Литмир - Электронная Библиотека

Сарвар смутно помнил его по школе — Эркин был моложе на три класса; впечатление осталось такое, будо где-то вьется, звенит неугомонный светлый ручей. Комсоргом его избрали прошлой осенью — ни голоса, ни вздоха не раздалось против, все хотели Эркина, бывают такие люди — и в будни с ними праздник.

Выслушивал он Сарвара нетерпеливо, вскакивал, перебивал.

— А сколько просят? Вот пережитки, а? Где взять столько? У, феодалы байские. Так, значит, и ходи холостой!

Он подсел близко, взял за плечо:

— Знаешь что? Украдем ее, а? Я читал — в Туркмении один секретарь райкома девушек крадет, на учебу устраивает. А мы — свадьбу! Комсомольскую, походную, в три счета! Вы как с ней сговорились? Из дому бежать согласится?

Вопрос этот был, словно камень в лицо, Сарвар вскинул глаза, глядел остолбенело.

— Ну, что ж ты молчишь? — паренек теребил его рукав. — Бывает ведь и так, что любит, а родителей боится. Так надо уговорить, объяснить. Если любит, поймет…

Если любит?

Ни слова не прозвучало между ними о любви. Для него все и так было решено до смертного предела — а для нее? И все, что сорвало его с песчаного гребня, поросшего иляком, закружило, примчало в эту небольшую, мальчишески-беспорядочную комнату, — вдруг представилось сонным наважденьем; взошло солнце истины, и оно высохло, как роса. Книги, разговоры, взгляды, — все, как сон, а сны видятся не двоим — одному…

Эркин сокрушенно выслушал сбивчивое его объясненье, отпустил рукав:

— Э, как оно… Так и я приду, начну махать руками: нельзя выдавать, может, она еще меня полюбит…

И только выйдя на улицу — свет полдня ударил по глазам — понял Сарвар, что главное осталось несказанным. То, что, как пламень молнии, обожгло…

Иннур!

Полюбит не его, другого? Пусть. Ее воля, ее судьба. Другой подарит крылья ее сердцу. И счастье. Так, что мир зазвенит и закружится для них двоих…

Но — не барана, хрипящего в предсмертной тоске. Не пузатые мешки рису. Не протертые на сгибах бумажки. Пусть их будет сто, двести тысяч!

Если можно купить человека — лучше не жить на земле…

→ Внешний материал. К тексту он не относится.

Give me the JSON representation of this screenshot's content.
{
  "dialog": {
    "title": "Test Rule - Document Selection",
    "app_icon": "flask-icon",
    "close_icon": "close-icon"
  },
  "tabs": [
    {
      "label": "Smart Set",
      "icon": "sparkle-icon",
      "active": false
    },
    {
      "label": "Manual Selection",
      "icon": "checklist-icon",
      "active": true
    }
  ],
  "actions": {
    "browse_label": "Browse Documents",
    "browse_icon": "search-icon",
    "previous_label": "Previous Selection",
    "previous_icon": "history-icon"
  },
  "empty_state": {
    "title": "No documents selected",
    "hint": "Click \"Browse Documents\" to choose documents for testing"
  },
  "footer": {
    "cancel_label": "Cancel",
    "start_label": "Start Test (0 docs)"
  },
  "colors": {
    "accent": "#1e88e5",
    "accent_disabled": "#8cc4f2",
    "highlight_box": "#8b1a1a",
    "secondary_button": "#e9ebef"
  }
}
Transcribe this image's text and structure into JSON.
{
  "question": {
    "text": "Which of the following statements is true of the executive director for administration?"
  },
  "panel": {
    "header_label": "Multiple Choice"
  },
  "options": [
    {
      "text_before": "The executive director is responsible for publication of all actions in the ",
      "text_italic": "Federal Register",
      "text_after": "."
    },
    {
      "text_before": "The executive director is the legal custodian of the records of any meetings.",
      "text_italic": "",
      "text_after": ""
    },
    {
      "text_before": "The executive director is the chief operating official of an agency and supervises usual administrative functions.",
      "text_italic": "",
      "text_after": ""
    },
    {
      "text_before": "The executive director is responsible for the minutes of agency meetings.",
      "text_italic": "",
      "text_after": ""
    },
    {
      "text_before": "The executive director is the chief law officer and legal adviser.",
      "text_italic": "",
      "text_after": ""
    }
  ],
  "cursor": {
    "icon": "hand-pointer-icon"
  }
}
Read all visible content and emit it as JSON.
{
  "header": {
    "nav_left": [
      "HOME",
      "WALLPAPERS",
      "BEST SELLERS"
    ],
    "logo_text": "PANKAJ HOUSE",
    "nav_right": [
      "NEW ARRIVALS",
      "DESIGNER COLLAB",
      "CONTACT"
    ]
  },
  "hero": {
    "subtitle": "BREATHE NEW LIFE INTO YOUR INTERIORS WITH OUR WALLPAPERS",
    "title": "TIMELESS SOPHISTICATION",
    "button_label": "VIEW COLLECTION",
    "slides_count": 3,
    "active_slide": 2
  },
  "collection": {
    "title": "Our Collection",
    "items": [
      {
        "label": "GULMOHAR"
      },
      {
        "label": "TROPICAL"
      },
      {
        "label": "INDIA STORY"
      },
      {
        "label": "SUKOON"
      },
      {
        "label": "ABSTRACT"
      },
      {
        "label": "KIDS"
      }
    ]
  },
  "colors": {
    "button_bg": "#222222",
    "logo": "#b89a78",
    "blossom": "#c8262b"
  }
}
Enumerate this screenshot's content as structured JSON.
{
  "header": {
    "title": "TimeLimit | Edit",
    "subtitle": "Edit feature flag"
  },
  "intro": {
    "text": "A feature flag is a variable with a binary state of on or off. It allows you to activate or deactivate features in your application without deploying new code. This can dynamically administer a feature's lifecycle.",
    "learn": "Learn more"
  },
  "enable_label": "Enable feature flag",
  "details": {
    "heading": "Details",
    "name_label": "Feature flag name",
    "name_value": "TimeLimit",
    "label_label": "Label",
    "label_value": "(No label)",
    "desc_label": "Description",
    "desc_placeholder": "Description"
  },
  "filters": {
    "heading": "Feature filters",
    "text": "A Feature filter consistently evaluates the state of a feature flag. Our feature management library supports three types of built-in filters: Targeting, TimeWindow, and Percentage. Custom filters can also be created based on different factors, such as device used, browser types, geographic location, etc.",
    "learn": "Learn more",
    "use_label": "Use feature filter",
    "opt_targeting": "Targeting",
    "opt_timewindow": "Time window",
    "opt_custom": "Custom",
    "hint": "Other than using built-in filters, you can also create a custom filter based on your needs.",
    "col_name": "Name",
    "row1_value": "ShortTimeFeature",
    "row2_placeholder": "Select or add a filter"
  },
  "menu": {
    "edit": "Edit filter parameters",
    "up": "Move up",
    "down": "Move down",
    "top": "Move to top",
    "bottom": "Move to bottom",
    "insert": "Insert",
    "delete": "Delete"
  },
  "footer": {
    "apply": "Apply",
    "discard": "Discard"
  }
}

Он шагал, словно ступая в пустоту, тошная слабость подкатывала к сердцу, сгибались колени…

И дома было трудно.

Отец его, неспешного ума человек, все поглядывал. Прикусив висячий ус, отворачивался. Весь вечер, как сенную труху в жаркий день, кожей ощущал Сарвар торопливые, убегающие его взгляды. Чего он хотел, отец?

Некогда было спросить, другое жгло его и бросало по двору. Что делать теперь? Как войти в этот дом, где прокляли его, откуда погонят, как приблудную собаку? Какие слова найти, чтоб уговорить ее, Иннур, — не бояться, не склонить головы, переступить вековые законы послушанья?

Он вспоминал ее подруг — которой довериться? Где назначить встречу в этом кишлаке, где каждый знает, что варится у соседа в казане?

А все было так просто. Прибежал мальчишка — косоватый, с неровно обритой головой. Сопя, подал записку: „Тов. Шодиев! Вы не вернули библиотечную книгу „Три корня“.“ Прошу сегодня же занести в библиотеку. Салимова».

Так, значит, она у себя? Не заперта, не окружена соглядатаями? И все еще можно сказать?

Задыхаясь, Сарвар шагнул в знакомую комнату. Все было, как всегда. Книги. Сумеречная синева за окном. Строгий халатик.

Лицо было другое.

«У девушки семь лиц», — вспомнилась дедова поговорка. Это было незнакомое лицо, высокомерно-застылое, холодное и чужое. На него поглядели глаза черно сверкнули, словно глубокая стоячая вода. И ему вдруг стало холодно, зябко до дрожи…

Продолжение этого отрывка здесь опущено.